Cosas que la ciencia no puede explicar

Can science explain everything?

No hay nada como ponerse una bata de laboratorio para parecer que se sabe de lo que se habla, pero ¿tienen los científicos realmente todas las respuestas? En realidad, resulta que no. Hay un montón de cosas cotidianas que damos por sentadas y que la ciencia no puede explicar.

Desde acciones cotidianas hasta medicamentos fácilmente disponibles, prepárate para descubrir hasta qué punto deberías estar asustado por lo que los científicos no saben. El mundo todavía guarda muchas maravillas que la ciencia -hasta ahora- no puede explicar. A medida que conozcas los tres misterios descritos, comprueba si puedes plantear alguna hipótesis de explicación científica para ellos.

Se han registrado demasiados avistamientos públicos de rayos en bola como para considerarlos ficticios. Se trata, literalmente, de una bola ardiente de rayos que suele aparecer durante una tormenta eléctrica. Lo que lo hace increíblemente intrigante es que estas esferas ardientes son realmente móviles, con poderes aparentemente inexplicables.

La gente ha visto cómo los rayos de bola atraviesan bloques de metal, madera e incluso edificios. Van acompañados de un fuerte olor sulfuroso y tienen una duración que oscila entre un segundo y un minuto. Los relámpagos de bola pueden causar daños importantes, como la quema de objetos a su paso.

Hasta ahora, la explicación científica más popular dice que las bolas de rayo están hechas de silicio vaporizado. En 2012, científicos de China capturaron por primera vez imágenes de vídeo y espectrográficas de los rayos en bola. Las imágenes han permitido a los científicos determinar de qué están hechas estas bolas de fuego, por lo que, puede que estemos cerca de una explicación.

Por muy avanzados que estén la ciencia y la medicina hoy en día, aún queda mucho camino por recorrer. Una de las cosas más extrañas y a la vez más fascinantes que ningún médico es capaz de explicar, es la conexión mente-cuerpo. El efecto placebo demuestra que el mero hecho de creer que algo funciona puede disminuir el sufrimiento y los sÃntomas de lo que se sufre, incluso si es fÃsico.
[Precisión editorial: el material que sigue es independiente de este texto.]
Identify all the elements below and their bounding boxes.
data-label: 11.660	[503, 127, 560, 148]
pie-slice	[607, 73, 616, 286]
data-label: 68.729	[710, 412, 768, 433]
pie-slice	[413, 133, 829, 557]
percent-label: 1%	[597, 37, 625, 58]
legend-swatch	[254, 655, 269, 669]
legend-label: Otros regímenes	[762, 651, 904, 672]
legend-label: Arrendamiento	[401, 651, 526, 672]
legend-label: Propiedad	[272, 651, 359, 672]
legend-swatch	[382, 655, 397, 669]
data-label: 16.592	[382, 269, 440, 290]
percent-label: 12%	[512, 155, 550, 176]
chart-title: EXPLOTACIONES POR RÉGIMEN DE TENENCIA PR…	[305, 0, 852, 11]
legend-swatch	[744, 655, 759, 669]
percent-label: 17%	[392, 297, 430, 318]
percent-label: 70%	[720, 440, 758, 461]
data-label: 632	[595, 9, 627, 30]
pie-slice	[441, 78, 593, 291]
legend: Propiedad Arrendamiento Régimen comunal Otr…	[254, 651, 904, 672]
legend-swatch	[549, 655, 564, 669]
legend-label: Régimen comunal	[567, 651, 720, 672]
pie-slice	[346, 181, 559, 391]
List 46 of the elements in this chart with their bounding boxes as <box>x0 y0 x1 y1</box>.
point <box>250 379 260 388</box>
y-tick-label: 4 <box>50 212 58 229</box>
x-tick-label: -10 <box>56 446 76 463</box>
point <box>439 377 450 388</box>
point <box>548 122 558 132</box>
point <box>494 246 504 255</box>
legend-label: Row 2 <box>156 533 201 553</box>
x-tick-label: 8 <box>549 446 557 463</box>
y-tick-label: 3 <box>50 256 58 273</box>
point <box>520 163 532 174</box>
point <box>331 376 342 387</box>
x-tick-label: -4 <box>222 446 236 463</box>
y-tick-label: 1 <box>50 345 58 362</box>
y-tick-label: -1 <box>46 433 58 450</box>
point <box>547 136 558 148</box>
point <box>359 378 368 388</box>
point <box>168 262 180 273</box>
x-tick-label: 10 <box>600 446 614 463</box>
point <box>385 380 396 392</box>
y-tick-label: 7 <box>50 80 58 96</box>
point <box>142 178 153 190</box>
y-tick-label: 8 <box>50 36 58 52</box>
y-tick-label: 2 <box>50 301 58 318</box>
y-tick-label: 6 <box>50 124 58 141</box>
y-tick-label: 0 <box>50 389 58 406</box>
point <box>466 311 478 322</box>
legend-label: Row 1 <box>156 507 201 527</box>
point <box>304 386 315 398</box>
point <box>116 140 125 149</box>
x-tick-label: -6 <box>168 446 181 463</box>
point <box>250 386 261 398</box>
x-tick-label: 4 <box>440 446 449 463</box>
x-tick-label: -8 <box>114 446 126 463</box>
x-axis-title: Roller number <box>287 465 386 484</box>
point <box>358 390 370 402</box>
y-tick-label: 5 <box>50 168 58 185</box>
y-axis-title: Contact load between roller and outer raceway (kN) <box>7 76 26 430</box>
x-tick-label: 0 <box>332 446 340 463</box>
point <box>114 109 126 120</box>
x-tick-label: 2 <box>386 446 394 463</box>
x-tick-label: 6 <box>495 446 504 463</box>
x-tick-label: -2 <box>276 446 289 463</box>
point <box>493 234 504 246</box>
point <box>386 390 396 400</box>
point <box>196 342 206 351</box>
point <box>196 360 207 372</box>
Sin duda, se trata de una de las ciencias más extrañas e inexplicables del cuerpo humano. La infame región del Océano Atlántico, de la que todos hemos oÃdo hablar. Estoy seguro de que ha oído hablar de este lugar por su notoria reputación por todos los numerosos accidentes de avión que han ocurrido en esta región.

Aquellos que creen que ocurre algo raro han alegado actividades paranormales y la presencia de extraterrestres, mientras que los que tienen una visión más cientÃfica argumentan en contra diciendo que no hay una cantidad inusual de accidentes en comparación con otras zonas de accidentes. La más popular de las teorÃas es la de las interferencias electromagnéticas que causan problemas con la brújula. Por supuesto, los cientÃficos están acostumbrados a tratar con elementos inobservables.

Los electrones, por ejemplo, son demasiado pequeños para ser vistos. Pero los científicos postulan entidades inobservables para explicar lo que observamos, como los rayos o las estelas de vapor en las cámaras de nubes. Pero en el caso único de la conciencia, lo que hay que explicar no se puede observar.

Sabemos que la conciencia existe no a través de experimentos, sino a través de nuestra conciencia inmediata de nuestros sentimientos y experiencias. La percepción de que la religión y la ciencia entran en conflicto suele provenir de la idea de que la religión está obsoleta. La ciencia, después de todo, ha demostrado que el mundo no se creó en siete días naturales, que las especies surgieron de la evolución, que el sol y no la tierra es el centro del universo.

Las herramientas seculares de la ciencia moderna pueden mostrarnos una verdad objetiva y probada sobre el universo, así que ¿qué necesidad hay de la religión? ¿No debería provenir todo el conocimiento fiable de la investigación científica? Más aún, ¿hay algo que la ciencia no pueda explicar?

En un debate grabado con el ateo Peter Atkins, el filósofo cristiano William Lane Craig enumera cinco cosas que la ciencia no puede explicar. Resumiré aquí la lista de Craig, con análisis y detalles adicionales[1] 1 Lógica y matemáticas. La ciencia no puede explicar las verdades de las matemáticas porque las asume en sus modelos y análisis.

Y lo que es más importante, los métodos de la ciencia son, en última instancia, experimentales y observacionales. La confirmación de la relatividad especial, por ejemplo, provino del experimento de Michelson-Morley, del experimento de Hafele-Keating y de otros[2]. Estos experimentos proporcionaron una cantidad limitada de datos a partir de los cuales los científicos extrapolaron una teoría general.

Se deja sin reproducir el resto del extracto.